À vitesse réduite, les effets de la pendulation sont évidemment imperceptibles. Et la traversée de la banlieue de Göteborg n’offre pas de courbes suffisantes pour se faire une idée. Le contrôle des billets achevé, Anders prépare les plateaux des petits déjeuners servis, gratuitement, en 1re classe, de même que les casques d’écoute que distribue ensuite sa collègue Bodil Melander. En 2e classe, les voyageurs peuvent prendre, moyennant finance, leur petit déjeuner à la voiture-bar et louer le casque pour la somme de 20 couronnes (20 francs). Les hommes d’affaires peuvent disposer de téléphones portables utilisables à leur place ainsi que d’un télécopieur. Une voiture est munie d’un élévateur hydraulique destiné aux handicapés se déplaçant en fauteuil roulant. Un compartiment toilette, spacieux et spécialement étudié, est également mis à leur disposition.

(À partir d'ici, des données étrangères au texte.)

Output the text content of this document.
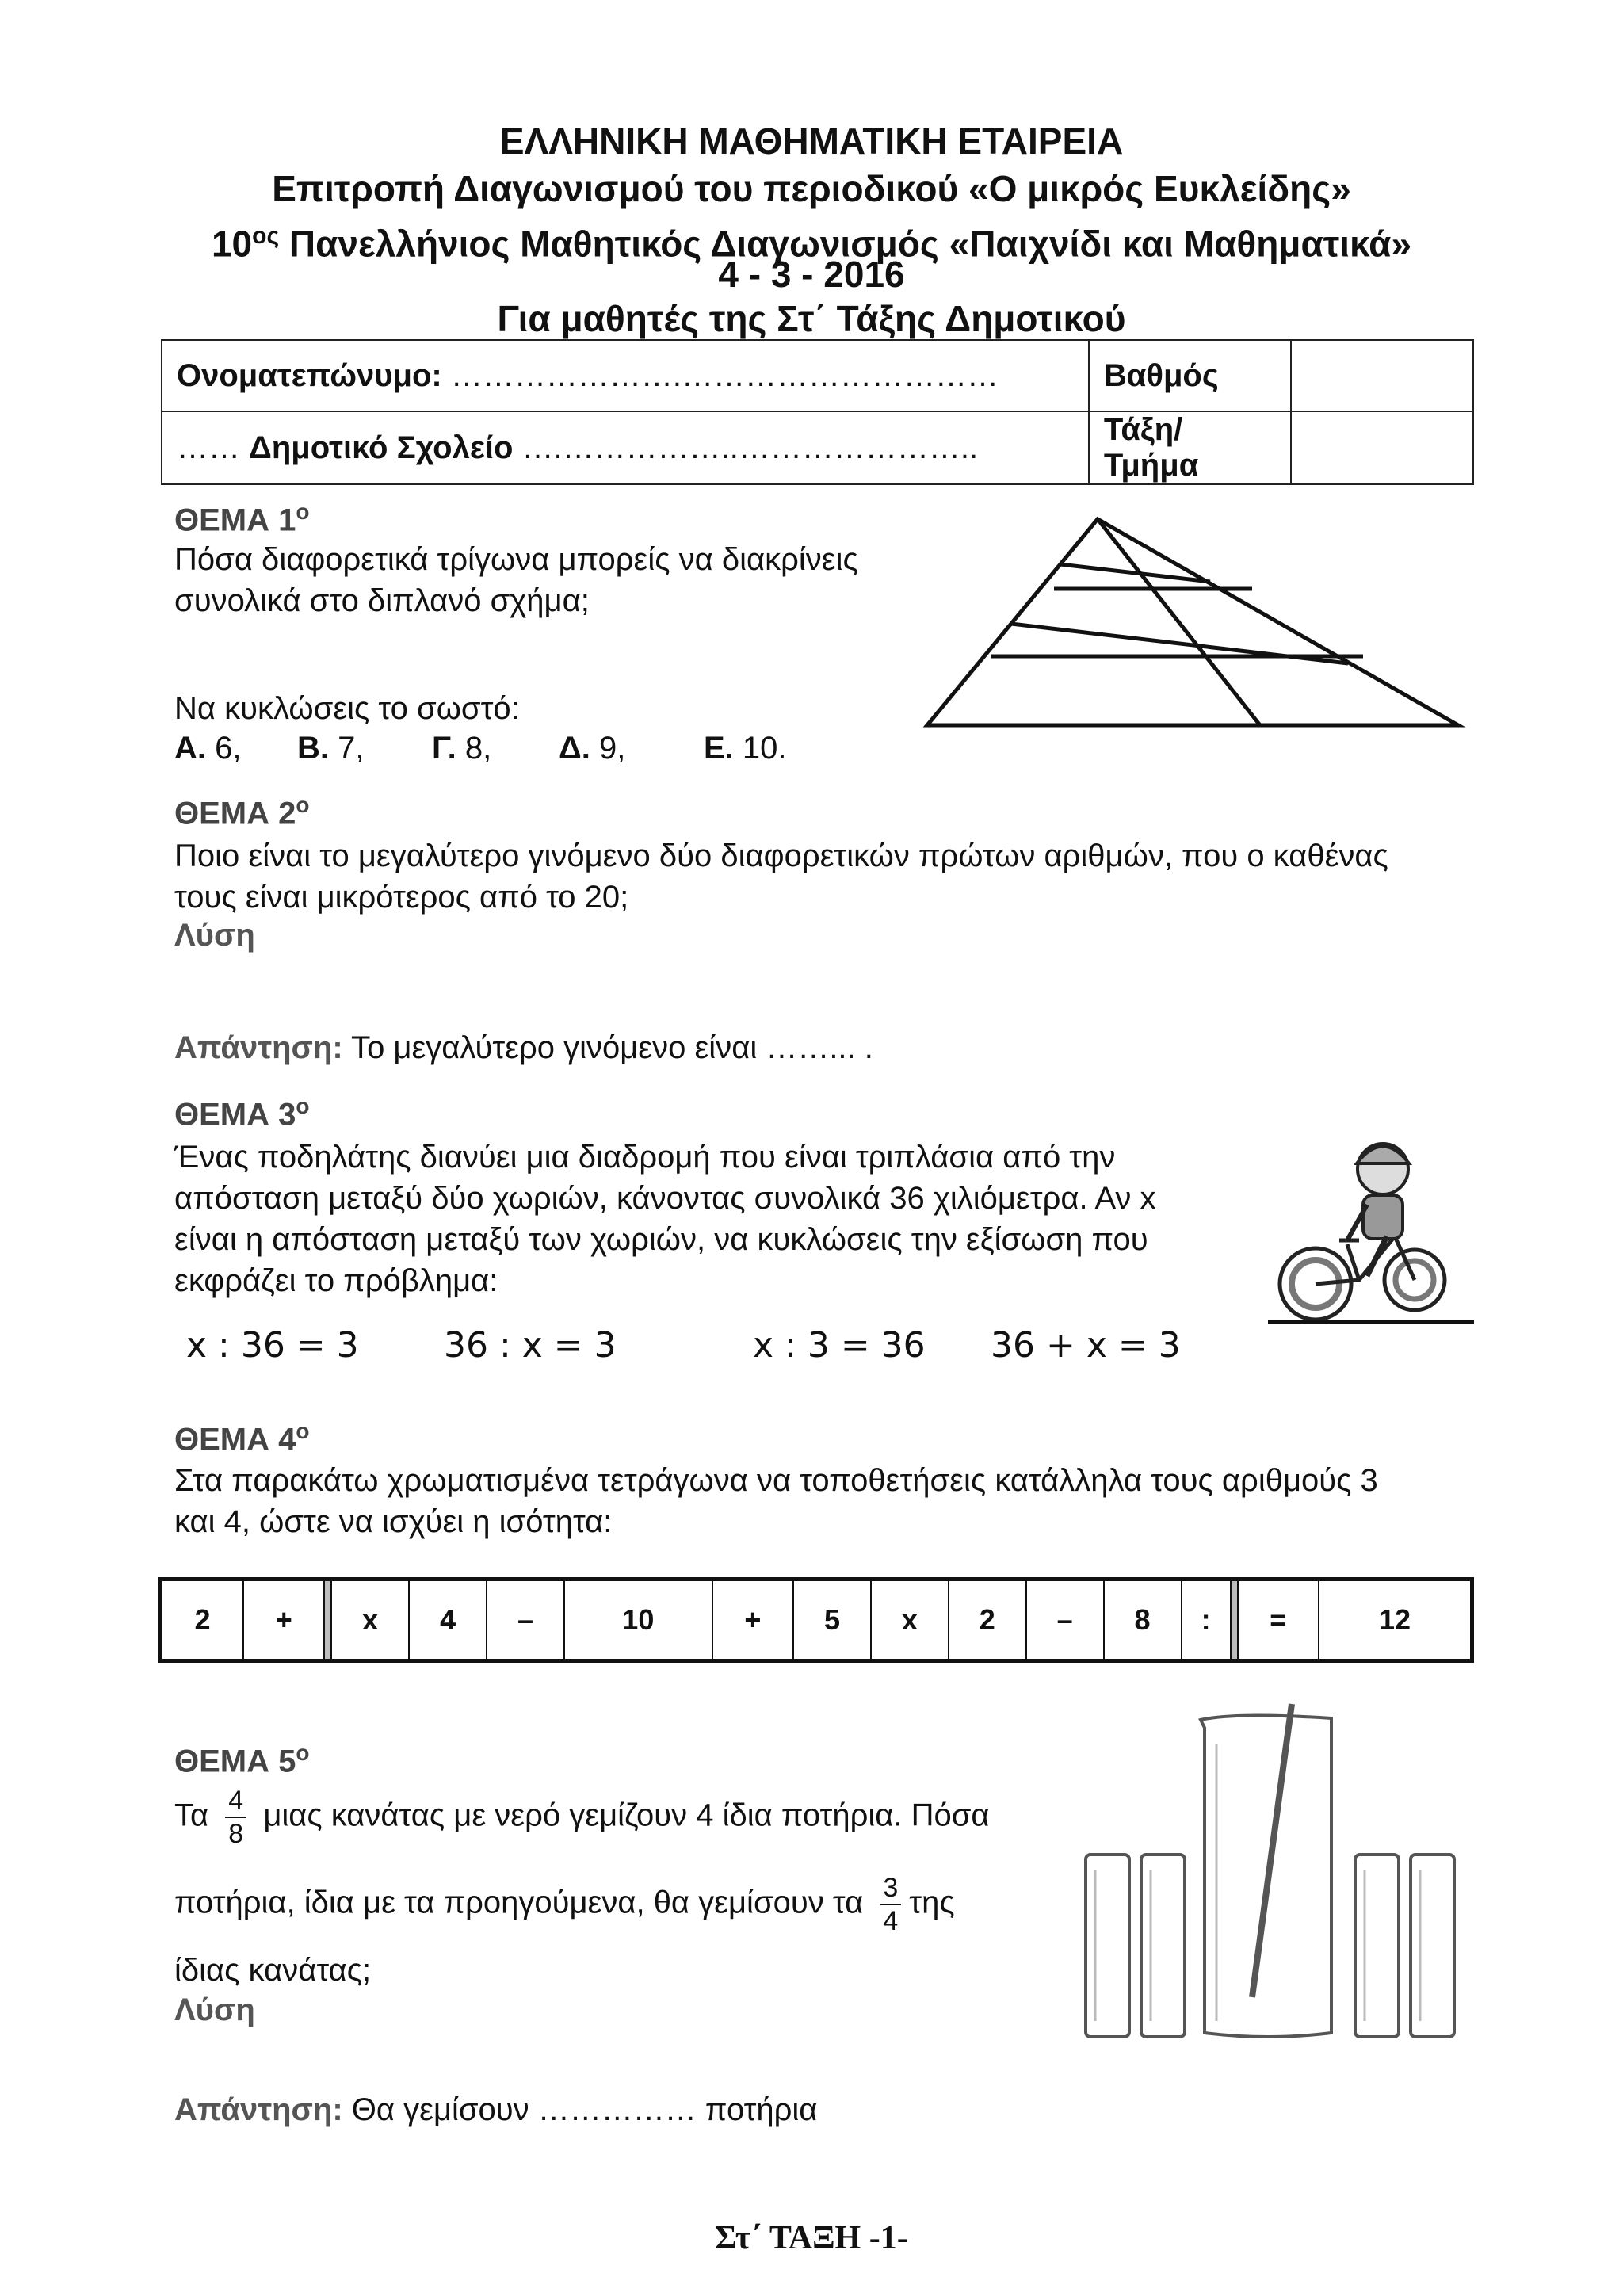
ΕΛΛΗΝΙΚΗ ΜΑΘΗΜΑΤΙΚΗ ΕΤΑΙΡΕΙΑ
Επιτροπή Διαγωνισμού του περιοδικού «Ο μικρός Ευκλείδης»
$10^{o\varsigma}$ Πανελλήνιος Μαθητικός Διαγωνισμός «Παιχνίδι και Μαθηματικά»
4 - 3 - 2016
Για μαθητές της Στ΄ Τάξης Δημοτικού
Ονοματεπώνυμο: ………………….…………………………	Βαθμός	
…… Δημοτικό Σχολείο ….……………..…………………..	Τάξη/Τμήμα	
ΘΕΜΑ $1^o$
Πόσα διαφορετικά τρίγωνα μπορείς να διακρίνεις
συνολικά στο διπλανό σχήμα;
Να κυκλώσεις το σωστό:
Α. 6, Β. 7, Γ. 8, Δ. 9, Ε. 10.
ΘΕΜΑ $2^o$
Ποιο είναι το μεγαλύτερο γινόμενο δύο διαφορετικών πρώτων αριθμών, που ο καθένας
τους είναι μικρότερος από το 20;
Λύση
Απάντηση: Το μεγαλύτερο γινόμενο είναι ……... .
ΘΕΜΑ $3^o$
Ένας ποδηλάτης διανύει μια διαδρομή που είναι τριπλάσια από την
απόσταση μεταξύ δύο χωριών, κάνοντας συνολικά 36 χιλιόμετρα. Αν x
είναι η απόσταση μεταξύ των χωριών, να κυκλώσεις την εξίσωση που
εκφράζει το πρόβλημα:
x : 36 = 3 36 : x = 3	x : 3 = 36 36 + x = 3
ΘΕΜΑ $4^o$
Στα παρακάτω χρωματισμένα τετράγωνα να τοποθετήσεις κατάλληλα τους αριθμούς 3
και 4, ώστε να ισχύει η ισότητα:
2	+		x	4	–	10	+	5	x	2	–	8	:		=	12
ΘΕΜΑ $5^o$
Τα $\frac{4}{8}$ μιας κανάτας με νερό γεμίζουν 4 ίδια ποτήρια. Πόσα
ποτήρια, ίδια με τα προηγούμενα, θα γεμίσουν τα $\frac{3}{4}$ της
ίδιας κανάτας;
Λύση
Απάντηση: Θα γεμίσουν …………… ποτήρια
Στ΄ ΤΑΞΗ -1-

Alors que les premiers rayons du soleil illuminent les tables, le train se faufile maintenant en silence, à 140 km/h entre lacs et forêts aux couleurs automnales. Il est absolument impossible de localiser les courbes. Et il y en a. On a simplement l’impression que le X 2000 est engagé sur une longue ligne droite. « L’échec de l’APT (1) britannique nous a servi de leçon », explique Berndt Andersson, directeur de la Division du matériel roulant des SJ, et lecteur assidu de La Vie du Rail : « Par ailleurs le système de freinage des Anglais était à notre avis beaucoup trop compliqué », poursuit-il. Les SJ ont effectivement préféré des freins à disques classiques, assistés de freins à sabots auxiliaires. Le tout sur des bogies à essieux radiants qui appartiennent à une famille que les chemins de fer suédois connaissent bien, puisqu’ils équipent déjà les automotrices modernes X 10 des banlieues de Stockholm, Göteborg et Malmö. Mais Berndt Andersson reconnaît volontiers que « c’est plus facile de faire de la pendulation aujourd’hui, grâce à l’informatique miniaturisée ; les équipements embarqués sont plus légers. Tout ce qui concerne la pendulation a pu être logé sous le plancher et chaque voiture a son propre système d’inclinaison de caisse, soit 6° 30’ maximum, avec son réservoir d’huile pour la commande hydraulique ». Cela dit, le X 2000 n’est pas exempt de vibrations, malgré la présence d’une suspension secondaire à air.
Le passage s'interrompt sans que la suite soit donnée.